Ayakkabıyı sefaletten
Çok sonraları tanıdım
Öyle ufuklar da mı olurmuş Allah'ım
Giyer giyer koşardım
Toprağın dostluğundan
Oyuncaklar yaptım çamurdan
Tenimin rengini aldım topraktan
Sen bakma esmerliğim sonradan...
diye bi şarkısı vardı bu adamın. sırf böyle ufuklar mı olurmuş allah'ım derkenki sevinci için bile severdim bu adamı. sonra ne oldu bilmem. bu piyasayı kaldıramayıp domates hıyar falan yetiştirmeye başlamıştı. oysa içli adamdı.
neden küçümsenip, bazı kitlelerce dışlandığını anlayamadığım sanatçı. duyguyu, yorumladığı her şarkıda cuk diye otturtturan ender seslerden biridir aslında kendileri.
kendisi senelerce dışlanmış, dinleyicileri ise küçümsenmiş müzisyen.
duygusunu dinleyiciye topyekün geçirebilen nadir sanatçılardan.
samimiyetsiz ve emekten uzak haline rağmen bize dayatılan popüler şarkıları defalarca dinleyebiliyorsak, şarkıları da kendisi gibi içten olan bu adamı da dinlemek günah ilan edilmemeli.
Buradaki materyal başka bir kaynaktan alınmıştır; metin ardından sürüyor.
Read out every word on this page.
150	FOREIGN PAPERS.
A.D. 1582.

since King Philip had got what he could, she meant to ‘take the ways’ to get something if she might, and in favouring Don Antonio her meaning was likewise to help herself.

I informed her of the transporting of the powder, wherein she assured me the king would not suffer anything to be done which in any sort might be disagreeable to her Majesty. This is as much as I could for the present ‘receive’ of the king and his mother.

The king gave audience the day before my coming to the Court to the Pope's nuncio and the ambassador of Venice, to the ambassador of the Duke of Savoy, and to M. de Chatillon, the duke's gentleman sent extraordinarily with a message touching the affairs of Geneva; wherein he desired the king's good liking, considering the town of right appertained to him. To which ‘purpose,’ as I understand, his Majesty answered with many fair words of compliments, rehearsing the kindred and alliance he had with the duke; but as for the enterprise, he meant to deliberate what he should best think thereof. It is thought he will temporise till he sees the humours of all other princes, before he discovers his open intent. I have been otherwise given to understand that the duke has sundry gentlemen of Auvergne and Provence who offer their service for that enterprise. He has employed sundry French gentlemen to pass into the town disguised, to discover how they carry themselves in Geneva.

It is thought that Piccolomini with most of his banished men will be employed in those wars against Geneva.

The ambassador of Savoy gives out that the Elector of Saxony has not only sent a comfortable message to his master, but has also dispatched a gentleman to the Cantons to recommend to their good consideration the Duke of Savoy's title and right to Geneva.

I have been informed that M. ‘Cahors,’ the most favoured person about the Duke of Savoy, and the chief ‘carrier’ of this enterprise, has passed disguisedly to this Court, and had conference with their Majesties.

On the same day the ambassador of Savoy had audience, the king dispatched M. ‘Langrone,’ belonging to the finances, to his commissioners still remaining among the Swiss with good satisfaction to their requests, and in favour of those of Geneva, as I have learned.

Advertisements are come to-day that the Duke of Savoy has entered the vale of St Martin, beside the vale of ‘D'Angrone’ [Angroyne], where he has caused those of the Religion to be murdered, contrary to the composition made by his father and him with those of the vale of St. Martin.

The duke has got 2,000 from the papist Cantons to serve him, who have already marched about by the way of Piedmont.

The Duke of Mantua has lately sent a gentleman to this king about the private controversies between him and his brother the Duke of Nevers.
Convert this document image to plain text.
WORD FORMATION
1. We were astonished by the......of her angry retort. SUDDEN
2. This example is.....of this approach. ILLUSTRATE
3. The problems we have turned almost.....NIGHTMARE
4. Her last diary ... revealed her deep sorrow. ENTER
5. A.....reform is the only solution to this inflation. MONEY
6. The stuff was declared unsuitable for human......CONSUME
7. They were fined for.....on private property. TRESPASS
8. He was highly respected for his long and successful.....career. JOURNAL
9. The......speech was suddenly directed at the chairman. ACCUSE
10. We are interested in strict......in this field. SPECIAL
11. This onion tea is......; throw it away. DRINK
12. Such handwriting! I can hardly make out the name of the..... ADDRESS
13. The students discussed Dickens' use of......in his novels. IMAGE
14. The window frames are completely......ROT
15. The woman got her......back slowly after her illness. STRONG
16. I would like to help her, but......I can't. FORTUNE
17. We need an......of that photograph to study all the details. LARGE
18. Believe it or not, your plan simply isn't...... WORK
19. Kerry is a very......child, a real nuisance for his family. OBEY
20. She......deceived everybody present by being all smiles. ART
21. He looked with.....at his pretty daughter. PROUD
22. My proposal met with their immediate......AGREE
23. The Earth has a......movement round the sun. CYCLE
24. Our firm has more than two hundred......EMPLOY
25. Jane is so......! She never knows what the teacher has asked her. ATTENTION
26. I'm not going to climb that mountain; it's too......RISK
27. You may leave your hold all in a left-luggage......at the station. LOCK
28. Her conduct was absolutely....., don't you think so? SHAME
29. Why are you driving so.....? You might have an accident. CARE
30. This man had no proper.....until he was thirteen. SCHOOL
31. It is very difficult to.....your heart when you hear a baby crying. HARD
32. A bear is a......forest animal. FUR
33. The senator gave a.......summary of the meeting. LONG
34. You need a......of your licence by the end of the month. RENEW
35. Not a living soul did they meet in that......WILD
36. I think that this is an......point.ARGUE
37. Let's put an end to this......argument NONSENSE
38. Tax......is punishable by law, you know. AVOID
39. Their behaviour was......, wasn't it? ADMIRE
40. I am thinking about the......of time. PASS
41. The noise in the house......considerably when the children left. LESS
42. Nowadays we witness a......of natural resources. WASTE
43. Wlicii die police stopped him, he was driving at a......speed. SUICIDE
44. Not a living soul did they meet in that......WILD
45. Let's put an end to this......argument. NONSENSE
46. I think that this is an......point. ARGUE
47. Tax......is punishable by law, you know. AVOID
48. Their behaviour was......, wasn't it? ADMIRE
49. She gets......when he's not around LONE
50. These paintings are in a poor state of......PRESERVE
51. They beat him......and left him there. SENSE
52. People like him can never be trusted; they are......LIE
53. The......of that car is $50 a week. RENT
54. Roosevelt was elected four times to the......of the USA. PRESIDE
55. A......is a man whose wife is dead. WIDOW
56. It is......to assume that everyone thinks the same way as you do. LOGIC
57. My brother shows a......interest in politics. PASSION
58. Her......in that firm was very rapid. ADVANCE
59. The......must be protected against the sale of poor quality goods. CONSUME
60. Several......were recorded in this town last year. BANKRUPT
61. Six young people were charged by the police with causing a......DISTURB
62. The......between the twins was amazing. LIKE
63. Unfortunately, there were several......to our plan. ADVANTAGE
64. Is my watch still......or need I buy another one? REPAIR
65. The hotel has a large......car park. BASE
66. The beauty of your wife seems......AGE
uzun zamandır unutulan; unterrated kelimesinin türk müziğindeki karşılığı olan delikanlı, mütevazı insan.
ntv programından anladığımız kadarıyla e harflerini telaffuz edişi değişmemiş, biraz yaşlanmış sadece. buna rağmen hitabeti, konuştuğu konular hala 10 numara.
ne diyelim abi, ozan senin gibi olur. gümüş teller albümünü de almak farz oldu artık.